Since January, Eric has had to secure additional financing, pay an extra 10 percent tariff, and ship the equipment via air to manage around uncertain and shifting tariff schedules than if it came via cargo ship, a cheaper way to ship. This is all against the backdrop of a falling US dollar, which has made importing any good more expensive. His known unexpected costs to date are over $10,000, and production has been delayed by six months. When you’re running a small business or startup, every lost dollar and every lost day counts. 

Big companies with big balance sheets and ample cash reserves can more easily weather this type of volatility. Small businesses have narrow margins, and on average, 70 percent have less than four months of operating cash reserves. CB Insights found that nearly 38 percent of startups failed because they ran out of cash. This recent policy volatility is having—and will continue to have—a disproportionate negative impact on small businesses and startups, which simply do not have the same financial buffers as their larger competitors. Many often face systemic challenges with access to capital under normal economic conditions. Cash is king and ultimately determines how well companies can manage through economic volatility. Economic downturns always hit small businesses harder, as we saw during the Great Recession and the pandemic. Business owners are facing both economic and policy uncertainty. 

It is critical not to lose sight of how this volatility risks not only wiping out an entire vintage of small businesses and startups—many of which have only just begun to recover from the pandemic—and what that ultimately means for innovation and, therefore, our economy over the long term.

Startups drive the bulk of net new job creation. In fact, “new establishments and new firm openings are an important indicator—although less discussed than employment or gross domestic product—of the fundamental health of an economy.” Some studies estimate that “despite their small size, employer startups have contributed about 15 percent to aggregate job creation, and some studies have shown that about 25 percent of aggregate growth can be attributed to entrants alone.” 

Startup activity also drives what economists call creative destruction: new businesses, ideas, and jobs replace outdated ones. Even if those businesses do not survive, they are essential to a healthy economy. This cycle drives our economic dynamism and productivity, which helps keep our economy growing.
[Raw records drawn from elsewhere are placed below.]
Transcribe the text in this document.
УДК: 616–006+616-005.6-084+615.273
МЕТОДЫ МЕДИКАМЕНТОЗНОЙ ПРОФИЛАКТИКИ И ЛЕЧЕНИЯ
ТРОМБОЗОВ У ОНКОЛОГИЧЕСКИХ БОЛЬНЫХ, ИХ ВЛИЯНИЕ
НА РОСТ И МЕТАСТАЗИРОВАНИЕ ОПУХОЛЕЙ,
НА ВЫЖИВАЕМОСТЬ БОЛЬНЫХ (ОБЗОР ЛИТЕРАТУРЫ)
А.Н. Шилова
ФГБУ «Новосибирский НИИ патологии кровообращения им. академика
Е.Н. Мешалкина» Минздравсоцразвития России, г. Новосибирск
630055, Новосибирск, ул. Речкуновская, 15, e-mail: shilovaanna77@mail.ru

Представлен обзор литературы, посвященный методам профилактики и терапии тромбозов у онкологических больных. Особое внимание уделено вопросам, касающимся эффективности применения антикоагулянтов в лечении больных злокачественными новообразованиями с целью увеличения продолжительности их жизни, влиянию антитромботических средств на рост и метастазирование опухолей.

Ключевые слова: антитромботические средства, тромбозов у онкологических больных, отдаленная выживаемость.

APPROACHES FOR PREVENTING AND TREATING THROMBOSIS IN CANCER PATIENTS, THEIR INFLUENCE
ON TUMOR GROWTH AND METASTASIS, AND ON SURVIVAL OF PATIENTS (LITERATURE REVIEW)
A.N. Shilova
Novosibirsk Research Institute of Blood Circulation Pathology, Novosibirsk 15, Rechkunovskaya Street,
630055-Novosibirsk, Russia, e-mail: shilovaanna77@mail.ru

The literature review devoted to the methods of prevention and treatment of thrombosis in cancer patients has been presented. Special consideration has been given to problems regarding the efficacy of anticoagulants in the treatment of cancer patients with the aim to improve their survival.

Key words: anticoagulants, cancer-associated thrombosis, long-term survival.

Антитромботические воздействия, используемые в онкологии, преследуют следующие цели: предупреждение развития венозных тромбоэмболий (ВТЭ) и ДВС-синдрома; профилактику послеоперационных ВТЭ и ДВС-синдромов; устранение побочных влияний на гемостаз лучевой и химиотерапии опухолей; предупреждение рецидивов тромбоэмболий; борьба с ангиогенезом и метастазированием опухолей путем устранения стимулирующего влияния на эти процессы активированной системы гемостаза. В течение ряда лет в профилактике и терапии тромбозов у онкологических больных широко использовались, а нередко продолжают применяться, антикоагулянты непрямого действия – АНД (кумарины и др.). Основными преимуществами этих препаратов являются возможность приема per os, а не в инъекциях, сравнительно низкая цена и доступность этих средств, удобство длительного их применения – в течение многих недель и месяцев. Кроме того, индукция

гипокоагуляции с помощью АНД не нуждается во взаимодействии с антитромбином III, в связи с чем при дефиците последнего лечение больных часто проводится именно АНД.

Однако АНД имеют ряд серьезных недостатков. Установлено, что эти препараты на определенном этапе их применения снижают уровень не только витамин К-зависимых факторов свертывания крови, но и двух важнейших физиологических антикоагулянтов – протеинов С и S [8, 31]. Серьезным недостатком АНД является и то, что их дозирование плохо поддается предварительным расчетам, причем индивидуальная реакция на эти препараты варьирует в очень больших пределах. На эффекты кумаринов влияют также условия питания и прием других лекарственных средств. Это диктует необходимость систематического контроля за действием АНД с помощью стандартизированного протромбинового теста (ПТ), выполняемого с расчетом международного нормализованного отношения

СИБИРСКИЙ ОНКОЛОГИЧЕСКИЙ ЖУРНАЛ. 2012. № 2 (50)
Think of the economy as a living, breathing organism—we must constantly create new cells to be healthy and robust. Startups and small businesses are the cells. Not all will survive, but we need to foster and preserve the conditions in which they can be created. Policy volatility and economic uncertainty hinder new cell formation and survival. 

The pandemic prompted a surge in new business formation, reversing a decades-long decline in entrepreneurship. Unfortunately, signs are emerging that those trends are starting to stall, and new business formation fell sharply in March as policy volatility increased. We should be fostering an environment and policies that support new business formation and small business survival rates.

Ignoring the impact this volatility has on the small business and startup community ultimately undermines our potential for innovation and future economic growth. Even stringent regulations, when applied consistently, allow business owners of all sizes to plan. 

We currently face the risk of not only an economic recession, but also another entrepreneurial recession triggered by this volatility. Although the media, markets, and most economists tend to focus on the near-term costs of this policy volatility, we must never lose sight of the long-term costs. Policy stability must be treated as a foundation of innovation—not a secondary concern.